One in five young Americans say that the Holocaust is a myth, according to a poll released Thursday, and around 30 percent express anti-Semitic views.
Twenty percent of Americans aged 18 to 29 agreed with the statement "the Holocaust is a myth," the Economist/YouGov poll found, while a slightly larger percentage agreed with the statement "the Holocaust has been exaggerated." Thirty percent, meanwhile, say "they do not know whether the Holocaust is a myth," and 28 percent espoused the anti-Semitic canard that "Jews wield too much power in America."
Young Americans' Holocaust denial spans "all levels of education," according to the Economist, which reported that "social media might play a role" in exacerbating anti-Semitism. A recent Generation Lab survey found that "young adults who used TikTok were more likely to hold anti-Semitic beliefs," the Economist noted.
The alarming poll numbers come as anti-Semitism erupts on elite college campuses. House Republicans in a Tuesday hearing confronted the presidents of MIT, Harvard, and the University of Pennsylvania with video of students calling for violence against Israel and chanting "Globalize the intifada" and "Long live the intifada."
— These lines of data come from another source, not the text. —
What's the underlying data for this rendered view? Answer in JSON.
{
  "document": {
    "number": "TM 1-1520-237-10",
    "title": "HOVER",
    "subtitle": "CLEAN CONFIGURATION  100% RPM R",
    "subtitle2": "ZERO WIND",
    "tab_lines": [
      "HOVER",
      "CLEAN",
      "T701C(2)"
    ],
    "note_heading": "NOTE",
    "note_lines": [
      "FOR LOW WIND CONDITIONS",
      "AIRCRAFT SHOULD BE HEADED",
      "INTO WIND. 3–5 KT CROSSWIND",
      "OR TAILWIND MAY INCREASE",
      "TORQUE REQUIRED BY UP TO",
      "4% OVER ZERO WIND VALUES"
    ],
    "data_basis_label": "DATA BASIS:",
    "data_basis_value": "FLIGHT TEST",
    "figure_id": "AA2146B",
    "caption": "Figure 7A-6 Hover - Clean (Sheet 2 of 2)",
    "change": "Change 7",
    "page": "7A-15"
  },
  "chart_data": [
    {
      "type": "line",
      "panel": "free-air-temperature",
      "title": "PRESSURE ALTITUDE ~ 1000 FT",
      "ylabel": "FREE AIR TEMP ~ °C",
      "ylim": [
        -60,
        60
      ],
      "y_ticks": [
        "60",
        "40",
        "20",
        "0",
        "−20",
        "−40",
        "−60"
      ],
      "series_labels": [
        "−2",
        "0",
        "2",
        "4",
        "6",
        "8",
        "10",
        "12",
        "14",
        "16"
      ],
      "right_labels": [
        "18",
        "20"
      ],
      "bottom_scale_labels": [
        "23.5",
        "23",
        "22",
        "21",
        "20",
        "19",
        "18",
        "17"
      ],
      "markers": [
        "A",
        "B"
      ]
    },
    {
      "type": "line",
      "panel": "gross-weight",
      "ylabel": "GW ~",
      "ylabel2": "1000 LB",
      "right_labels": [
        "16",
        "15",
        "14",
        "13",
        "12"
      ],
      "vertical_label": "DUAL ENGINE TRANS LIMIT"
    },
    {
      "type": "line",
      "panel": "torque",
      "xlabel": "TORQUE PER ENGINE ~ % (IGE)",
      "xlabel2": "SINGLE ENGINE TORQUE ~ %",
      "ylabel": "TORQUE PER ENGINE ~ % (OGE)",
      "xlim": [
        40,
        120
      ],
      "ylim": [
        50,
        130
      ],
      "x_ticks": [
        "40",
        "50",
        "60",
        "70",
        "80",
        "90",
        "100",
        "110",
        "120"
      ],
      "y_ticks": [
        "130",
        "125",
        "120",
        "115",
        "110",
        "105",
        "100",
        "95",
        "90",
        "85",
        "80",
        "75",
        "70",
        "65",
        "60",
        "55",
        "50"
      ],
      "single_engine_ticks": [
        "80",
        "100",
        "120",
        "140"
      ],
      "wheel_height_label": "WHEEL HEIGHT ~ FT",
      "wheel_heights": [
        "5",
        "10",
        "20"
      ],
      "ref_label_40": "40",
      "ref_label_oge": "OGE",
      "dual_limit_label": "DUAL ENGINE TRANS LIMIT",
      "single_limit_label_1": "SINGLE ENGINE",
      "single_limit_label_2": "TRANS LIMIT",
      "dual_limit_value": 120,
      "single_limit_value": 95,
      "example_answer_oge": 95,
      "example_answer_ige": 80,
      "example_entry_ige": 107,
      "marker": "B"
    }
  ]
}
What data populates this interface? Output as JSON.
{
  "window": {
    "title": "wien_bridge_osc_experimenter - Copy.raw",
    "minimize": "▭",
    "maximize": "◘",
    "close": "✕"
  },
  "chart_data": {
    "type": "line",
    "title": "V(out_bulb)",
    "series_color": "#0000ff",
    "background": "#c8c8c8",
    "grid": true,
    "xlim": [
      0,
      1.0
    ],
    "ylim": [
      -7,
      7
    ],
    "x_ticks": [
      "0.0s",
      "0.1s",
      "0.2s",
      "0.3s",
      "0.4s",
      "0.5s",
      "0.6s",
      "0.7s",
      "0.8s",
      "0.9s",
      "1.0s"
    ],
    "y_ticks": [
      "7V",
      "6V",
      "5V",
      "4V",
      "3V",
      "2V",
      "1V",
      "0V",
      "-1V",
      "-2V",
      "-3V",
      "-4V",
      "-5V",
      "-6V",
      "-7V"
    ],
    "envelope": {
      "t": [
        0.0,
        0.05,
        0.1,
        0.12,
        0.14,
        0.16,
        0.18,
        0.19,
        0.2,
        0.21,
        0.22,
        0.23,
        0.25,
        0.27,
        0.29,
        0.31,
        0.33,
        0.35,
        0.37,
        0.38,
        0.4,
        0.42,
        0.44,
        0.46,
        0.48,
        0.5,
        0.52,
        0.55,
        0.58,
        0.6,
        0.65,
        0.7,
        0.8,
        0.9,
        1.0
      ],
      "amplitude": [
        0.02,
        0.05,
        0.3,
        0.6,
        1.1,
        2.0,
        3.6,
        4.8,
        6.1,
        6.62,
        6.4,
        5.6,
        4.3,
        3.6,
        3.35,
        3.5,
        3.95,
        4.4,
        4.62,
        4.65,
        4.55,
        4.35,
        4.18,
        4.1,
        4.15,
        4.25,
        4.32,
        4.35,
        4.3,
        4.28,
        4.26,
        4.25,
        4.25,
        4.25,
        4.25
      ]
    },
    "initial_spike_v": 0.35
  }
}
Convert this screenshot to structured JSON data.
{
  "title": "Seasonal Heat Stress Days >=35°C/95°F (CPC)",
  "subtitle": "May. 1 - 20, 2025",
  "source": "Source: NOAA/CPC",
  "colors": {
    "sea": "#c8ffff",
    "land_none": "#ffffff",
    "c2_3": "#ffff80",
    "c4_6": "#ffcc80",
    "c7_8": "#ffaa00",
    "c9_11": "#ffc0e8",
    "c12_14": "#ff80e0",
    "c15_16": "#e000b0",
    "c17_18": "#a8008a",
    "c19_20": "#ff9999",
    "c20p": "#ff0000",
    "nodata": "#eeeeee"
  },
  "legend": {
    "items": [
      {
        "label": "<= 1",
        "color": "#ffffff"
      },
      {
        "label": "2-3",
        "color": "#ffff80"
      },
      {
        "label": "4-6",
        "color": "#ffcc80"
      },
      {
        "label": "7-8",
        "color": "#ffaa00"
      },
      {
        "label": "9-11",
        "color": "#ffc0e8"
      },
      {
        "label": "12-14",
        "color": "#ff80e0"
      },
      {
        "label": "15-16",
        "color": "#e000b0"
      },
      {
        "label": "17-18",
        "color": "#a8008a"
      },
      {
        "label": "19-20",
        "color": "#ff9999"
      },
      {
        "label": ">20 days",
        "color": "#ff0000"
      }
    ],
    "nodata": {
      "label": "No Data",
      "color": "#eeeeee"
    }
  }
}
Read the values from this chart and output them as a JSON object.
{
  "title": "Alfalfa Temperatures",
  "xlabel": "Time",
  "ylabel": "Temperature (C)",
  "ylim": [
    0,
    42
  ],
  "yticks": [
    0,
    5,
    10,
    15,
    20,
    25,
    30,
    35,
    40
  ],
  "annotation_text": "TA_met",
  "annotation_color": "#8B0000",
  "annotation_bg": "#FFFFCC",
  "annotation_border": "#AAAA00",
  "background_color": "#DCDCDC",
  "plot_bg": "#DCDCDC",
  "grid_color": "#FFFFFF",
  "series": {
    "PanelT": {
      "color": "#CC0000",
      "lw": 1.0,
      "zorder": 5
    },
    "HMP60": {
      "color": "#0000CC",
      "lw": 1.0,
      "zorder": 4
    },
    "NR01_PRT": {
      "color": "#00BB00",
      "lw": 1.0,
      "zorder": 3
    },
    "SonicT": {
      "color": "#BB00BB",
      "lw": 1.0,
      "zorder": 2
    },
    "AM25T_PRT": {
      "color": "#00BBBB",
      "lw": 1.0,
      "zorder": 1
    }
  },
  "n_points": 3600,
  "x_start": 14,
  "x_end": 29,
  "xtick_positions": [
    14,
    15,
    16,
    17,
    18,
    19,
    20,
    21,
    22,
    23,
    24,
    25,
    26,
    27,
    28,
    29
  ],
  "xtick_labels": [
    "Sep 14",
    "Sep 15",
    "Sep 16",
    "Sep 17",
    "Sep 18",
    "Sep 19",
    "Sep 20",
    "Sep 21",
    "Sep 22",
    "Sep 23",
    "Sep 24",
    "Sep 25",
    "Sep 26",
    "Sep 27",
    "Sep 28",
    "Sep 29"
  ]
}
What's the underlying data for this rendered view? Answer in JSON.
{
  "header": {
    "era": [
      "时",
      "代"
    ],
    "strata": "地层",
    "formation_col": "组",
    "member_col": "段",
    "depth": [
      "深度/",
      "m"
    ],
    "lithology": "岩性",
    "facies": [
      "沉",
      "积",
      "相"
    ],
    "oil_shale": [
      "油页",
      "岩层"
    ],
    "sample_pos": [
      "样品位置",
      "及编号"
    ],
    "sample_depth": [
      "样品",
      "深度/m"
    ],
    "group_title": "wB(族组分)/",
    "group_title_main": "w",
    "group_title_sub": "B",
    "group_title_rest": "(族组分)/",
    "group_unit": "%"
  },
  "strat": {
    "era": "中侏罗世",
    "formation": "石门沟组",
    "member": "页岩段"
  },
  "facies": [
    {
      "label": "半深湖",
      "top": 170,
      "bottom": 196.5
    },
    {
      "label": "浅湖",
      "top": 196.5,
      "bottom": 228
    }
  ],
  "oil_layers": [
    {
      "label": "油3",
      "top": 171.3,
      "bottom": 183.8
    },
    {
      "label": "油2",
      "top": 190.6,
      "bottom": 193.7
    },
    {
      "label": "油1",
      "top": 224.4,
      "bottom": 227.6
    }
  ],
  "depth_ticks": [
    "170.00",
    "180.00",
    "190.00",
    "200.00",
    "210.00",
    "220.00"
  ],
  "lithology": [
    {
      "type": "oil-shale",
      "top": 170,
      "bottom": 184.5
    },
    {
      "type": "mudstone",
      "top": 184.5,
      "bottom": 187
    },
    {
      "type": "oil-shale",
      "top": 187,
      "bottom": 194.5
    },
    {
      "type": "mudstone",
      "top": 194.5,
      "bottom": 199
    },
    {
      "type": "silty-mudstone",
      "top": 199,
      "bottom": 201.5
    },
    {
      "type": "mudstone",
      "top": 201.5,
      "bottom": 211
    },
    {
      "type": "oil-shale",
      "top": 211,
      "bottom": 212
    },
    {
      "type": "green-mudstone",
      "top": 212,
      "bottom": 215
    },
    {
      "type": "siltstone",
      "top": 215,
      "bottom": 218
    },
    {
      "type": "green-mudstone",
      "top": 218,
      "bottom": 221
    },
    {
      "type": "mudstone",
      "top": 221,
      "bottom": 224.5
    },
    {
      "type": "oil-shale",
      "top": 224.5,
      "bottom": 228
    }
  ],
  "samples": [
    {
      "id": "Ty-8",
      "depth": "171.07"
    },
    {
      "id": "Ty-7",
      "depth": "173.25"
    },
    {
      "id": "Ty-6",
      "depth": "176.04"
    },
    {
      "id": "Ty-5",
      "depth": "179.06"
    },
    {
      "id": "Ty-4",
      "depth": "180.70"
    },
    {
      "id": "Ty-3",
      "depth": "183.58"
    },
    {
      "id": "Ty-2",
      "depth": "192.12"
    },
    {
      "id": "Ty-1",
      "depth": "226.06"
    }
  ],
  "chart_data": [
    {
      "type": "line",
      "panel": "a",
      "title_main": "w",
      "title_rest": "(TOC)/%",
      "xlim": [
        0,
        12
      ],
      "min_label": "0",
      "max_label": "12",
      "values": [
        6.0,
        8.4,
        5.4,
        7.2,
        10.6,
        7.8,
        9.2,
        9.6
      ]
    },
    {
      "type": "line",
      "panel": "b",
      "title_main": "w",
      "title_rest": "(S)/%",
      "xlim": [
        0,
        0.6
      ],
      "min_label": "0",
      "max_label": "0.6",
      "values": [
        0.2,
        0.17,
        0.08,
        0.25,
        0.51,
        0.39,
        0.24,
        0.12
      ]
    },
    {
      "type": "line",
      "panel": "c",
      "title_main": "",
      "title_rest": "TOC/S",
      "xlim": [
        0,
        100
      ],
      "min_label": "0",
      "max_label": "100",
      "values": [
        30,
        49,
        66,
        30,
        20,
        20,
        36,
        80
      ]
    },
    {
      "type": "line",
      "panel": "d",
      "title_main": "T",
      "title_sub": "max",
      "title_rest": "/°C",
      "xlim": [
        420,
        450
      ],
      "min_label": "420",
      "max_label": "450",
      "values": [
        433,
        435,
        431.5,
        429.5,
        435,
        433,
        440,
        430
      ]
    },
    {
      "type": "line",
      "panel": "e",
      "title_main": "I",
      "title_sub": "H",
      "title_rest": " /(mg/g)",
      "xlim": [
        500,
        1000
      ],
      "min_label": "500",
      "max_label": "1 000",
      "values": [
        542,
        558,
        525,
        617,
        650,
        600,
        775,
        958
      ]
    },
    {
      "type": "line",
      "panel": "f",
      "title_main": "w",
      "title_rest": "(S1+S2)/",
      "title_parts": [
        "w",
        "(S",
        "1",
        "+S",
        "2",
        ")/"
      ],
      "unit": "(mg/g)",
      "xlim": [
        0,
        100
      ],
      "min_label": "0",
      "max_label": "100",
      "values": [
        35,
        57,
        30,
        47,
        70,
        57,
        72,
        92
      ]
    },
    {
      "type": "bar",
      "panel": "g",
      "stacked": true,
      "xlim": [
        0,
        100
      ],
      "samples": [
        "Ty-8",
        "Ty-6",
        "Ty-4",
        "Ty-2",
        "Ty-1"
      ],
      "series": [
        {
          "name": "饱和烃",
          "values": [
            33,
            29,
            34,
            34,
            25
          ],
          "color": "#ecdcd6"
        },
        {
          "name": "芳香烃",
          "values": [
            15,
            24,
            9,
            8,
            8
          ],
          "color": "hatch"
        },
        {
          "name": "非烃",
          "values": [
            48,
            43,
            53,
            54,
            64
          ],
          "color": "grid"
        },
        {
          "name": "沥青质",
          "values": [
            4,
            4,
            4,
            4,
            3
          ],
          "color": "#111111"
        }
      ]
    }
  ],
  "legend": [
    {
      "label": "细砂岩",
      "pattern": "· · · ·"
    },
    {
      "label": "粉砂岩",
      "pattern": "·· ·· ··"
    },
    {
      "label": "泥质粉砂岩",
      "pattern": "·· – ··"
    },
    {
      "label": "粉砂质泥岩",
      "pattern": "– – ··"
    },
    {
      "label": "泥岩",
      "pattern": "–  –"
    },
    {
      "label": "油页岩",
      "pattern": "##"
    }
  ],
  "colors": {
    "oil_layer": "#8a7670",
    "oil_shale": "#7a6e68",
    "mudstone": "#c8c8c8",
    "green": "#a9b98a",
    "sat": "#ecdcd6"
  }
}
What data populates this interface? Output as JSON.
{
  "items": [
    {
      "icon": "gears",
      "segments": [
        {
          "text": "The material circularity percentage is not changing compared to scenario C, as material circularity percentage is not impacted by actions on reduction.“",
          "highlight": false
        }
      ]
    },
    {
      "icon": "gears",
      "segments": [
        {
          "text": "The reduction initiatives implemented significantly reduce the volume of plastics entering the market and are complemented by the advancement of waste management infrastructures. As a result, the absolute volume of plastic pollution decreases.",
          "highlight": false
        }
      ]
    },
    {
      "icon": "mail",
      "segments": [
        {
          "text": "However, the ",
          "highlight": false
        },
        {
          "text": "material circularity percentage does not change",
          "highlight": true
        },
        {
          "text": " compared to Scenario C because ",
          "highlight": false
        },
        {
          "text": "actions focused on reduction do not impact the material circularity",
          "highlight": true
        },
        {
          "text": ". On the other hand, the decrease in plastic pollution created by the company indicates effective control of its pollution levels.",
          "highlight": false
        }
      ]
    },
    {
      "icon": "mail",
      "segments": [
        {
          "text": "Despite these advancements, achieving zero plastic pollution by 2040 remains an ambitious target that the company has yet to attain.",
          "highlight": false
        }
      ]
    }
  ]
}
Jewish students from the three universities joined Republicans to describe numerous instances of anti-Semitism. "As a student, despite what my university says, I do not feel safe," said University of Pennsylvania senior Eyal Yakoby, who recounted "a bomb threat against Hillel, a swastika spray-painted, the Hillel and Chabad houses vandalized, a professor posting an armed wing of Hamas's logo on Facebook, a Jewish student accosted, 'Jews are Nazis' etched adjacent to Penn's Jewish fraternity house."
In the face of questioning from House Republicans, all three university presidents said that calling for the genocide of Jews does not necessarily violate university codes of conduct, the Washington Free Beacon reported.
MIT, Harvard, and Penn have faced widespread pushback for those remarks, with one Penn donor pulling a $100 million gift following the hearing. The House has announced an investigation into the universities.
Columbia Law School's dean, meanwhile, resigned last month following anti-Semitic scandals on her watch.
Anti-Semitic incidents in the United States have spiked by 400 percent since Hamas's Oct. 7 terror attack on Israel, the Anti-Defamation League reported in October.
Holocaust denial decreases among Americans older than 29, the Economist/YouGov poll found. Around 10 percent of Americans aged 30 to 44 say that the Holocaust is a myth or exaggerated. Few Americans aged 45 to 64—and almost no Americans older than 65—express those views.
Anti-Semitism is also rearing its head in other demographic groups, the poll found. Twenty-seven percent of black respondents and 19 percent of Hispanics agreed with the statement that "Jews have too much power in America," compared with 13 percent of white respondents, according to the poll.